Wednesday, October 5, 2011

Reputation Management

The idea of reputation management is getting a great deal of attention, and in what I've read on the subject, I notice that something is completely lacking: that the best way to ensure you have a good reputation is to earn it.

The majority of interest seems to be focused on cleaning up the public image of a firm that have egregiously mistreated their customers or their employees. Not only have they treated people poorly, but they intend to keep treating them poorly. They are motivated merely to suppress any evidence of their behavior so they can carry on with business as usual.

Firms claim to be the innocent party, wrongfully attacked by individuals who seek to do them harm, or victims of a smear campaign. Such claims lack credibility: while there are people who delight in being malicious, and others in the traditional media who profit well by doing so, they must be handed an opportunity to do so - people don't look for things to complain about, but delight in complaining about the things that actually happen to them - to vent their frustration, and to (justly) provide a warning to others.

In instances where a firm accepts responsibility for its actions, it gains credibility. There is no firm, and no person, that has never made a misstep - but many that have never admitted or acknowledged the errors they have made. Customers, by and large, are willing to overlook a single negative review in a queue of positive ones in forming their overall impression - in fact, a string of reviews that are universally positive lacks credibility at all and has about it the stink of a carefully orchestrated cover-up.

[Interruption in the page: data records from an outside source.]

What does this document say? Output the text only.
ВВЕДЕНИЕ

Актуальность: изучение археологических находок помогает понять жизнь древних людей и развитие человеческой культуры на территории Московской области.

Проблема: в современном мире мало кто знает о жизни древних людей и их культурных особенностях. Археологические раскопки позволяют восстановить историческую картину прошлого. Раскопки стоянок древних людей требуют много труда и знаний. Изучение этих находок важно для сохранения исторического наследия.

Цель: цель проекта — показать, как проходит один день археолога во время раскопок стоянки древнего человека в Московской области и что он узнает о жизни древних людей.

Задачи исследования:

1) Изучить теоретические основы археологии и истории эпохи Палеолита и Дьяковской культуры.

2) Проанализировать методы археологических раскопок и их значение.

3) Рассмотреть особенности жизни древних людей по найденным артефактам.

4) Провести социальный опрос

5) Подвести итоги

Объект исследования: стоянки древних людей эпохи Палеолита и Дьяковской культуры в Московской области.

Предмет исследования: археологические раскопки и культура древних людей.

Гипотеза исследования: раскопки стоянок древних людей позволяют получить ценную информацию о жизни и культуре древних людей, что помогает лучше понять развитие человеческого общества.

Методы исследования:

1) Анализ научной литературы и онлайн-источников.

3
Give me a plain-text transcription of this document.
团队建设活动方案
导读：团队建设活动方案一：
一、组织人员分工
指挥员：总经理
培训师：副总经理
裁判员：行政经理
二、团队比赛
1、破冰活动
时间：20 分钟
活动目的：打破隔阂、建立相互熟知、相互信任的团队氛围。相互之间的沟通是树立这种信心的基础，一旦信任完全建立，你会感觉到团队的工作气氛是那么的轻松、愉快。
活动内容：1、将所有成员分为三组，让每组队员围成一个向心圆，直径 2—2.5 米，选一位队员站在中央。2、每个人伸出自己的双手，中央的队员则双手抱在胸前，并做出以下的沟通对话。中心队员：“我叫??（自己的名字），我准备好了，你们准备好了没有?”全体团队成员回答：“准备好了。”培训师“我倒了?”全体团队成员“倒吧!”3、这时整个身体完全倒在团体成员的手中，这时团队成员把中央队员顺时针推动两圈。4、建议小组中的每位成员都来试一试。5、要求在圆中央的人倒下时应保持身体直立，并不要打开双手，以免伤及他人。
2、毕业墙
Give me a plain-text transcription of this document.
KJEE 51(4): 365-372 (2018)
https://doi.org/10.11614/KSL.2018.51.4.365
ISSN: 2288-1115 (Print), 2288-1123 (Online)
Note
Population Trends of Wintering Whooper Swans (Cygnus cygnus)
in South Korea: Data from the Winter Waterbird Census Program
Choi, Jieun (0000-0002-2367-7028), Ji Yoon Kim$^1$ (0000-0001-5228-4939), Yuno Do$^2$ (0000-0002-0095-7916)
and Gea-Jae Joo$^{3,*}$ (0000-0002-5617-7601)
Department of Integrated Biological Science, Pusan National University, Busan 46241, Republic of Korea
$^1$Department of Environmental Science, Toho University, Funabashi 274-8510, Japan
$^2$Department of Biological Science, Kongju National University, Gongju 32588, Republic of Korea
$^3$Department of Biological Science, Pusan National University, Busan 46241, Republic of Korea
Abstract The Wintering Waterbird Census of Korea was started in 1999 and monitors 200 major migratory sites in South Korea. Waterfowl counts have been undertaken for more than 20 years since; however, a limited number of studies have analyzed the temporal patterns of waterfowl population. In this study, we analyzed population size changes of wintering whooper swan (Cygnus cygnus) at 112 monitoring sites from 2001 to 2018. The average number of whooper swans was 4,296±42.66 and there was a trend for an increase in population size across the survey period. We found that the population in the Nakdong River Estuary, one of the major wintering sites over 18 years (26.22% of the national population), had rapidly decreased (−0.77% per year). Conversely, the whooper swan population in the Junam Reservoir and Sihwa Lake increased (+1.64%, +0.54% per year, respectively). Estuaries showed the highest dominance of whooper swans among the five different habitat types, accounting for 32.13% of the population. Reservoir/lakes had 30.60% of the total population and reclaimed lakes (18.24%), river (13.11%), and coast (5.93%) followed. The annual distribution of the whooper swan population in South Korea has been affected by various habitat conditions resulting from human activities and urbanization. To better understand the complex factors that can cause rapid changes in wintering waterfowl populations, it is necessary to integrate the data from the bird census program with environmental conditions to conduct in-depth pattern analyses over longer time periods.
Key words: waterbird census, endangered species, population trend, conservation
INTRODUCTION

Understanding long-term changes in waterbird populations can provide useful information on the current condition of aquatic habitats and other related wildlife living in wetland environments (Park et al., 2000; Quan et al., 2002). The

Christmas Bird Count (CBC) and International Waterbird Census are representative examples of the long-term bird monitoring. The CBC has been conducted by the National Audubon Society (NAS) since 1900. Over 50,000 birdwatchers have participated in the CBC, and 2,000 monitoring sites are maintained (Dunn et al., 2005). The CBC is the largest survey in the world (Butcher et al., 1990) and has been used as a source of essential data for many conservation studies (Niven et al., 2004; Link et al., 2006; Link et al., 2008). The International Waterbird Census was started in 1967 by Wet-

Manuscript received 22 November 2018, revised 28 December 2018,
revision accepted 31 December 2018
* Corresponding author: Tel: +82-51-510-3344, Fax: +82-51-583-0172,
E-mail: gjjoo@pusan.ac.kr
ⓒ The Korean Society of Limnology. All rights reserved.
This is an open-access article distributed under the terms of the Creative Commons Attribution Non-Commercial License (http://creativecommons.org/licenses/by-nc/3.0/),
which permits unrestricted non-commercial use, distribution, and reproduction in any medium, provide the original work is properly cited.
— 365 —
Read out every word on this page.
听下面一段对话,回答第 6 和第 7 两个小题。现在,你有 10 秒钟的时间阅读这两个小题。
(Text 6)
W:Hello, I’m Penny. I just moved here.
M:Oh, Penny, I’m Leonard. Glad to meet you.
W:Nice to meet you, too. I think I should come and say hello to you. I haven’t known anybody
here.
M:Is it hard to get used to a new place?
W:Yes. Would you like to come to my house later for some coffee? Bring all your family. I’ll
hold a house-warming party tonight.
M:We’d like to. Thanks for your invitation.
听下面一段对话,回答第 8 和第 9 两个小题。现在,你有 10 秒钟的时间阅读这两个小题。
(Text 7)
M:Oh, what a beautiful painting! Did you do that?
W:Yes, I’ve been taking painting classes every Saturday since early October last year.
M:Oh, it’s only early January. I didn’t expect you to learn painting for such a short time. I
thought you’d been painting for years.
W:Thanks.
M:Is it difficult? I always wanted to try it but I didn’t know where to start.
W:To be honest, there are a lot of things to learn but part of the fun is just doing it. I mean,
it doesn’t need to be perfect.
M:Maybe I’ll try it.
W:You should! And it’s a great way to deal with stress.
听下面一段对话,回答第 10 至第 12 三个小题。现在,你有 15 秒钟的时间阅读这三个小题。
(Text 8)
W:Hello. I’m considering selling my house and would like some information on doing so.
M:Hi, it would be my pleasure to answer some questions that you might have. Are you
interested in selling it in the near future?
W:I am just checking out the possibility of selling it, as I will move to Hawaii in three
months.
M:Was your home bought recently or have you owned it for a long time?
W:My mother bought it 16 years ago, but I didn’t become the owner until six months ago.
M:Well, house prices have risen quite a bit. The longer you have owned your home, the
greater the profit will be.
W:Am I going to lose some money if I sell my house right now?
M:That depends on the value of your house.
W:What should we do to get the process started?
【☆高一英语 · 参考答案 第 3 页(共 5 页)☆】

However, a firm that has an occasional misstep isn't concerned about reputation management - though it may monitor negative comments, it is more in the nature of identifying a problem that needs to be corrected. This requires not public response on the part of the firm, only introspection as to whether the comment reflects a need for change.

Moreover, any negative comment is seen in the context of many more positive ones, and a firm that treats customers or employees well can expect them to come to its defense when it is "attacked" by a person whose experience was negative, and these rebuttals hold more weight than any comment the firm or its paid spokesmen might make in response. In that way, the reputation of a good firm will mend itself, without any action on its own part.

The firm that takes a great deal of interest in reputation management is the one who has a poor reputation - which is to say the one that has earned a poor reputation - and is primarily interested in suppressing the comment rather than addressing the problem. These are the firms that delete comments that reflect poorly upon them, or feel the need to post an immediate reaction on their own, fearing (or perhaps knowing) that no-one will come to their defense.

In all, I think that specializing in reputation management is a career option I'd prefer to avoid: while there is increasing interest in the topic, and a correspondingly increasing demand for individuals who are skilled at it, I don't think it's a line of work I'd care to be in: it would lead me to work for a string of ill-reputed firms that merely want to do damage control rather than address the problem and restore the reputation of their firms in the proper way.